Figure 9 shows the visualization of the attention mechanism, each line shows the weight of attention at each moment from zero to nine, a deeper color represents a greater weight of attention. It could be inferred that the attention area of each pronunciation was concentrated near the third and seventh frames, because the third, fourth, seventh, and eighth frames contained the main information of the lip motion. These frames were related to the video theme and contained a certain chronological order, which were considered to be important video frames, the model assigned a large amount of attention weight. This attention distribution showed that the attention mechanism optimized the proportion of keyframe and achieved the requirement of allocating more information processing resources to important parts. Therefore, our research used an architecture which was a fusion of CNN and attention-based LSTM.

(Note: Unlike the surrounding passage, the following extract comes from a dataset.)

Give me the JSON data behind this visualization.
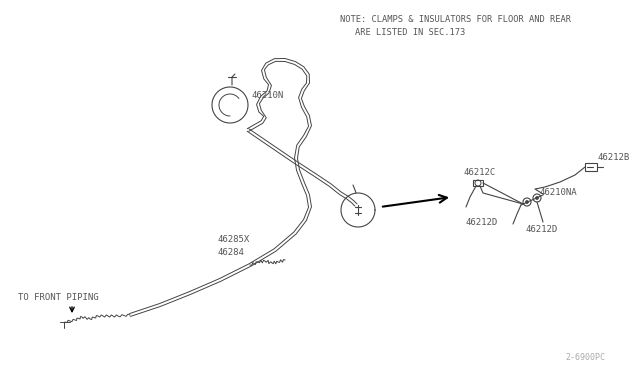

Obviously, the performance of our proposed architecture was more powerful. We tested the English words in ten independent utterances in two models. The experimental results were shown in Figure 10. The results show that the proposed model had higher accuracy in all independent digital word utterances and it was stronger than the general CNN-LSTM model. Furthermore, according to the analysis of the recognition results for each individual utterance of English words, the identification of “two” was the easiest, “zero” was the most difficult to identify. Complex pronunciation was difficult to recognize because of errors in individual pronunciation. The best-recognized utterance was “two” because the speakers’ movements were consistent without regional differences, and the worst identified utterance was “zero” because the lip movements of speakers were complicated and a part of pronunciation required tongue to control syllables. Since the experimental data was not using the first language of all speakers, the experimental result would be adversely affected. It could be inferred that the accuracy of lip-reading recognition result would be higher if standard announcer’s pronunciation videos were used. In addition, it was difficult to put it into practical applications. Therefore, the dataset in this paper was closer to the actual application and it had high academic research value. As a whole, the proposed model effectively improved recognition accuracy. It could be concluded that the proposed model was stronger than the general CNN-LSTM structure in the performance of these ten independent digital pronunciations.

4. Conclusions

In this paper, hybrid neural network architecture of CNN and attention-based LSTM is proposed for lip-reading recognition systems. Firstly, CNN (VGG19) extracted visual features from the mouth ROI. Then, we used the attention-based LSTM to learn the sequence weights and sequence information between the frame-level features. Finally, the classification was achieved by using two fully connected layers and a SoftMax layer. The experimental dataset was built by us independently and it consisted of three males and three females. American English pronunciation of numbers from zero to nine, and each digital utterance were divided into independent video clips, each independent speaker was not trained in professional pronunciation. The experimental results show that compared with the general CNN-RNN model, the proposed architecture can effectively predict words from the sequence of lip region images on our own dataset, and the accuracy of the proposed model is 88.2% in the test dataset which is 3.3% higher than the general CNN-RNN. In future research, we will train the lip-reading recognition model on datasets of real-time broadcast videos, including video samples from news broadcasts and real-world environments to explore our proposed approach for speaker-independent video speech recognition system.